Ça y est ! L’engouement pour les habitations secondaires est installé, et il n’y a pas de retour en arrière. Les municipalités de Mont-Saint-Hilaire et de Sainte-Catherine les ont réglementées. Les villes de Gatineau et de Québec ont emboîté le pas et se penchent actuellement sur le sujet. Et il est fort à parier que cette tendance se propagera prochainement aux villes ceinturant la métropole, qui devront tôt ou tard s’y attarder.

C’est en effet sur ces territoires que l’on peut retrouver des superficies de terrains « à développer en ville » et qui sont déjà reliés aux infrastructures de service.

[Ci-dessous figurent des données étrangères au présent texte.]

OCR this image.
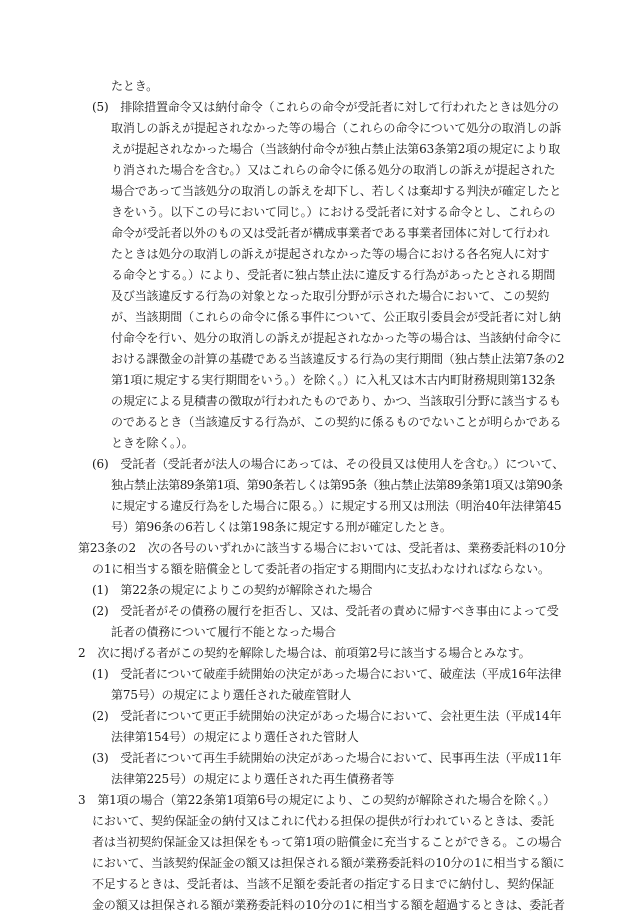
たとき。
(5)　排除措置命令又は納付命令（これらの命令が受託者に対して行われたときは処分の
取消しの訴えが提起されなかった等の場合（これらの命令について処分の取消しの訴
えが提起されなかった場合（当該納付命令が独占禁止法第63条第2項の規定により取
り消された場合を含む。）又はこれらの命令に係る処分の取消しの訴えが提起された
場合であって当該処分の取消しの訴えを却下し、若しくは棄却する判決が確定したと
きをいう。以下この号において同じ。）における受託者に対する命令とし、これらの
命令が受託者以外のもの又は受託者が構成事業者である事業者団体に対して行われ
たときは処分の取消しの訴えが提起されなかった等の場合における各名宛人に対す
る命令とする。）により、受託者に独占禁止法に違反する行為があったとされる期間
及び当該違反する行為の対象となった取引分野が示された場合において、この契約
が、当該期間（これらの命令に係る事件について、公正取引委員会が受託者に対し納
付命令を行い、処分の取消しの訴えが提起されなかった等の場合は、当該納付命令に
おける課徴金の計算の基礎である当該違反する行為の実行期間（独占禁止法第7条の2
第1項に規定する実行期間をいう。）を除く。）に入札又は木古内町財務規則第132条
の規定による見積書の徴取が行われたものであり、かつ、当該取引分野に該当するも
のであるとき（当該違反する行為が、この契約に係るものでないことが明らかである
ときを除く。）。
(6)　受託者（受託者が法人の場合にあっては、その役員又は使用人を含む。）について、
独占禁止法第89条第1項、第90条若しくは第95条（独占禁止法第89条第1項又は第90条
に規定する違反行為をした場合に限る。）に規定する刑又は刑法（明治40年法律第45
号）第96条の6若しくは第198条に規定する刑が確定したとき。
第23条の2　次の各号のいずれかに該当する場合においては、受託者は、業務委託料の10分
の1に相当する額を賠償金として委託者の指定する期間内に支払わなければならない。
(1)　第22条の規定によりこの契約が解除された場合
(2)　受託者がその債務の履行を拒否し、又は、受託者の責めに帰すべき事由によって受
託者の債務について履行不能となった場合
2　次に掲げる者がこの契約を解除した場合は、前項第2号に該当する場合とみなす。
(1)　受託者について破産手続開始の決定があった場合において、破産法（平成16年法律
第75号）の規定により選任された破産管財人
(2)　受託者について更正手続開始の決定があった場合において、会社更生法（平成14年
法律第154号）の規定により選任された管財人
(3)　受託者について再生手続開始の決定があった場合において、民事再生法（平成11年
法律第225号）の規定により選任された再生債務者等
3　第1項の場合（第22条第1項第6号の規定により、この契約が解除された場合を除く。）
において、契約保証金の納付又はこれに代わる担保の提供が行われているときは、委託
者は当初契約保証金又は担保をもって第1項の賠償金に充当することができる。この場合
において、当該契約保証金の額又は担保される額が業務委託料の10分の1に相当する額に
不足するときは、受託者は、当該不足額を委託者の指定する日までに納付し、契約保証
金の額又は担保される額が業務委託料の10分の1に相当する額を超過するときは、委託者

Encore faut-il que les banlieusards, habitués à la résidence unifamiliale et à une grande cour engazonnée les éloignant les uns des autres, mais qui profitent toutefois d’un réseau de transport efficace et bien desservi, acceptent l’idée de densification douce; cette approche d’évitement de l’étalement urbain pourrait venir contrecarrer leur choix de demeurer en banlieue.

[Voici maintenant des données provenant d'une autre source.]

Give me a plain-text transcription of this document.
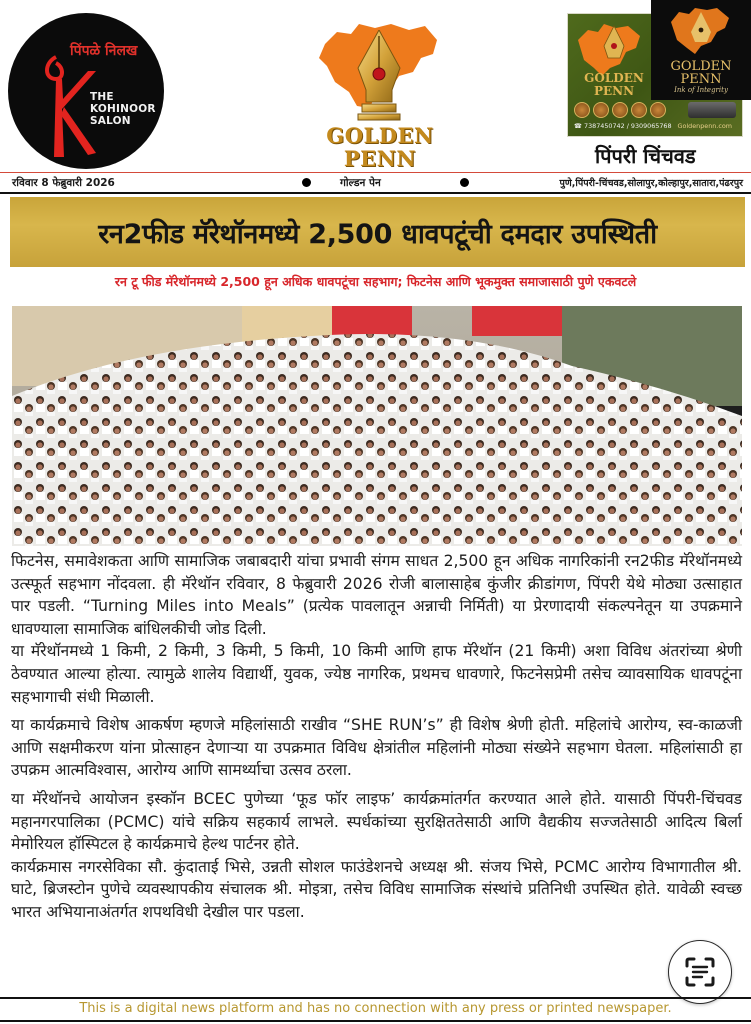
पिंपळे निलख
THE
KOHINOOR
SALON
GOLDEN
PENN
GOLDEN
PENN
☎ 7387450742 / 9309065768 Goldenpenn.com
GOLDEN
PENN
Ink of Integrity
पिंपरी चिंचवड
रविवार 8 फेब्रुवारी 2026	गोल्डन पेन	पुणे,पिंपरी-चिंचवड,सोलापुर,कोल्हापुर,सातारा,पंढरपुर
रन2फीड मॅरेथॉनमध्ये 2,500 धावपटूंची दमदार उपस्थिती
रन टू फीड मॅरेथॉनमध्ये 2,500 हून अधिक धावपटूंचा सहभाग; फिटनेस आणि भूकमुक्त समाजासाठी पुणे एकवटले

फिटनेस, समावेशकता आणि सामाजिक जबाबदारी यांचा प्रभावी संगम साधत 2,500 हून अधिक नागरिकांनी रन2फीड मॅरेथॉनमध्ये उत्स्फूर्त सहभाग नोंदवला. ही मॅरेथॉन रविवार, 8 फेब्रुवारी 2026 रोजी बालासाहेब कुंजीर क्रीडांगण, पिंपरी येथे मोठ्या उत्साहात पार पडली. “Turning Miles into Meals” (प्रत्येक पावलातून अन्नाची निर्मिती) या प्रेरणादायी संकल्पनेतून या उपक्रमाने धावण्याला सामाजिक बांधिलकीची जोड दिली.

या मॅरेथॉनमध्ये 1 किमी, 2 किमी, 3 किमी, 5 किमी, 10 किमी आणि हाफ मॅरेथॉन (21 किमी) अशा विविध अंतरांच्या श्रेणी ठेवण्यात आल्या होत्या. त्यामुळे शालेय विद्यार्थी, युवक, ज्येष्ठ नागरिक, प्रथमच धावणारे, फिटनेसप्रेमी तसेच व्यावसायिक धावपटूंना सहभागाची संधी मिळाली.

या कार्यक्रमाचे विशेष आकर्षण म्हणजे महिलांसाठी राखीव “SHE RUN’s” ही विशेष श्रेणी होती. महिलांचे आरोग्य, स्व-काळजी आणि सक्षमीकरण यांना प्रोत्साहन देणाऱ्या या उपक्रमात विविध क्षेत्रांतील महिलांनी मोठ्या संख्येने सहभाग घेतला. महिलांसाठी हा उपक्रम आत्मविश्वास, आरोग्य आणि सामर्थ्याचा उत्सव ठरला.

या मॅरेथॉनचे आयोजन इस्कॉन BCEC पुणेच्या ‘फूड फॉर लाइफ’ कार्यक्रमांतर्गत करण्यात आले होते. यासाठी पिंपरी-चिंचवड महानगरपालिका (PCMC) यांचे सक्रिय सहकार्य लाभले. स्पर्धकांच्या सुरक्षिततेसाठी आणि वैद्यकीय सज्जतेसाठी आदित्य बिर्ला मेमोरियल हॉस्पिटल हे कार्यक्रमाचे हेल्थ पार्टनर होते.

कार्यक्रमास नगरसेविका सौ. कुंदाताई भिसे, उन्नती सोशल फाउंडेशनचे अध्यक्ष श्री. संजय भिसे, PCMC आरोग्य विभागातील श्री. घाटे, ब्रिजस्टोन पुणेचे व्यवस्थापकीय संचालक श्री. मोइत्रा, तसेच विविध सामाजिक संस्थांचे प्रतिनिधी उपस्थित होते. यावेळी स्वच्छ भारत अभियानाअंतर्गत शपथविधी देखील पार पडला.

This is a digital news platform and has no connection with any press or printed newspaper.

Alors, comment planifier intelligemment l’unité d’habitation accessoire, ou UHA, afin de limiter les répercussions négatives sur les propriétés voisines en ce qui a trait à la vie privée, l’ensoleillement et la vue ? Nous relaterons comment la toiture végétalisée peut aider à atteindre certains objectifs, mais on doit tout d’abord s’attarder aux définitions. Une annexe résidentielle fait partie des unités d’habitation accessoires. On pourrait la qualifier de minimaison en fond de cour. La minimaison, quant à elle, n’est pas une UHA si elle fait figure de domicile principal. Les besoins qu’elle comble alors et les moyens pour y parvenir sont distincts. Pour ces raisons, il est important que les municipalités séparent judicieusement le concept de minimaison et d’annexe résidentielle dans la modulation de leur réglementation.

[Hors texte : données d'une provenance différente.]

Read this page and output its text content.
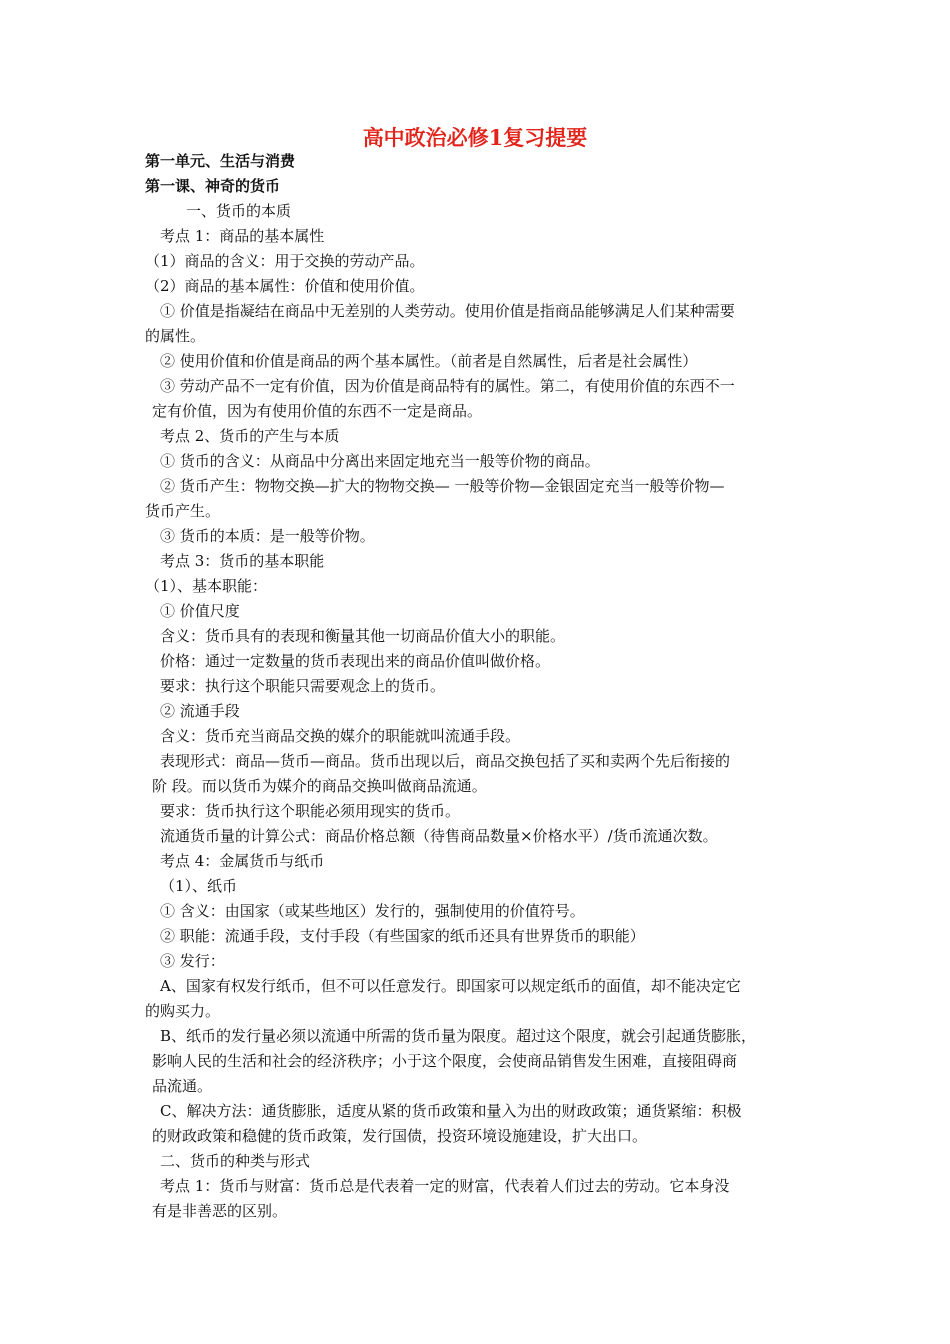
高中政治必修1复习提要
第一单元、生活与消费
第一课、神奇的货币
一、货币的本质
考点 1：商品的基本属性
（1）商品的含义：用于交换的劳动产品。
（2）商品的基本属性：价值和使用价值。
① 价值是指凝结在商品中无差别的人类劳动。使用价值是指商品能够满足人们某种需要
的属性。
② 使用价值和价值是商品的两个基本属性。（前者是自然属性，后者是社会属性）
③ 劳动产品不一定有价值，因为价值是商品特有的属性。第二，有使用价值的东西不一
定有价值，因为有使用价值的东西不一定是商品。
考点 2、货币的产生与本质
① 货币的含义：从商品中分离出来固定地充当一般等价物的商品。
② 货币产生：物物交换—扩大的物物交换— 一般等价物—金银固定充当一般等价物—
货币产生。
③ 货币的本质：是一般等价物。
考点 3：货币的基本职能
（1）、基本职能：
① 价值尺度
含义：货币具有的表现和衡量其他一切商品价值大小的职能。
价格：通过一定数量的货币表现出来的商品价值叫做价格。
要求：执行这个职能只需要观念上的货币。
② 流通手段
含义：货币充当商品交换的媒介的职能就叫流通手段。
表现形式：商品—货币—商品。货币出现以后，商品交换包括了买和卖两个先后衔接的
阶 段。而以货币为媒介的商品交换叫做商品流通。
要求：货币执行这个职能必须用现实的货币。
流通货币量的计算公式：商品价格总额（待售商品数量×价格水平）/货币流通次数。
考点 4：金属货币与纸币
（1）、纸币
① 含义：由国家（或某些地区）发行的，强制使用的价值符号。
② 职能：流通手段，支付手段（有些国家的纸币还具有世界货币的职能）
③ 发行：
A、国家有权发行纸币，但不可以任意发行。即国家可以规定纸币的面值，却不能决定它
的购买力。
B、纸币的发行量必须以流通中所需的货币量为限度。超过这个限度，就会引起通货膨胀，
影响人民的生活和社会的经济秩序；小于这个限度，会使商品销售发生困难，直接阻碍商
品流通。
C、解决方法：通货膨胀，适度从紧的货币政策和量入为出的财政政策；通货紧缩：积极
的财政政策和稳健的货币政策，发行国债，投资环境设施建设，扩大出口。
二、货币的种类与形式
考点 1：货币与财富：货币总是代表着一定的财富，代表着人们过去的劳动。它本身没
有是非善恶的区别。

La décision d’un propriétaire de construire ou de rénover une UHA peut être motivée par des intentions variées. Il pourrait souhaiter arrondir ses paiements de fins de mois; il pourrait vouloir se rapprocher de ses parents vieillissants; il pourrait désirer donner un coup d’envoi à son enfant en lui offrant un logement abordable; il pourrait tout simplement chercher à investir en optimisant son lot de terrain à proximité d’un transport en commun et ainsi augmenter la valeur marchande de sa propriété. Peu importe sa raison, il est élémentaire de faire ressortir les effets positifs des UHA sur la communauté et sur l’environnement.

Mais construire une UHA comporte aussi sa part d’inconvénients, à commencer par l’empreinte de bâtiment additionnelle venant affecter une surface préalablement perméable sur l’ensemble du terrain. Ce nouvel ajout, s’il n’est pas issu de la transformation d’une bâtisse existante, peut occuper jusqu’à la moitié de la superficie que l’habitation principale prend déjà sur la parcelle. C’est non négligeable sur la gestion de l’eau de ruissellement supplémentaire générée et devant être prise en charge par l’égout pluvial.

Les villes, dans l’élaboration de leur future réglementation sur les UHA, doivent réfléchir à cet éventuel problème. Comme dans tout type de permis provoquant la perte de surface perméable, il pourrait facilement être accompagné de compensations obligatoires. Par la mise en place de différentes stratégies, ce qui ne percolera plus dans le sol en volume d’eau doit être calculé afin de le restituer sur le terrain. Par exemple, la ville d’Ottawa, dans son guide d’aménagement d’une annexe résidentielle, prévoit qu’aucun arbre mature ne soit abattu; tous doivent être protégés pendant le chantier. On pourrait proposer une mesure compensatoire en exigeant la plantation d’arbres ailleurs sur le lot selon l’ampleur du projet.

Solution végétalisée

Une autre stratégie connue et bien comprise pour tous les bienfaits qu’elle apporte en ville est le toit végétal. Ce qui est enlevé au sol peut être remis en partie sur la toiture. Le substrat de croissance et les plantes, par l’évapotranspiration, conservent la cour aussi fraîche qu’en avant-projet. Ce substrat permet partiellement d’absorber les eaux de pluie abondante, et tout comme un terrain naturel le ferait, il retarde l’arrivée aux drains du surplus d’eau qu’il ne peut pas retenir. Le projet de bâtiment accessoire ne contribue donc pas à exacerber les coups d’eau déjà gérés par l’égout pluvial en avant-projet.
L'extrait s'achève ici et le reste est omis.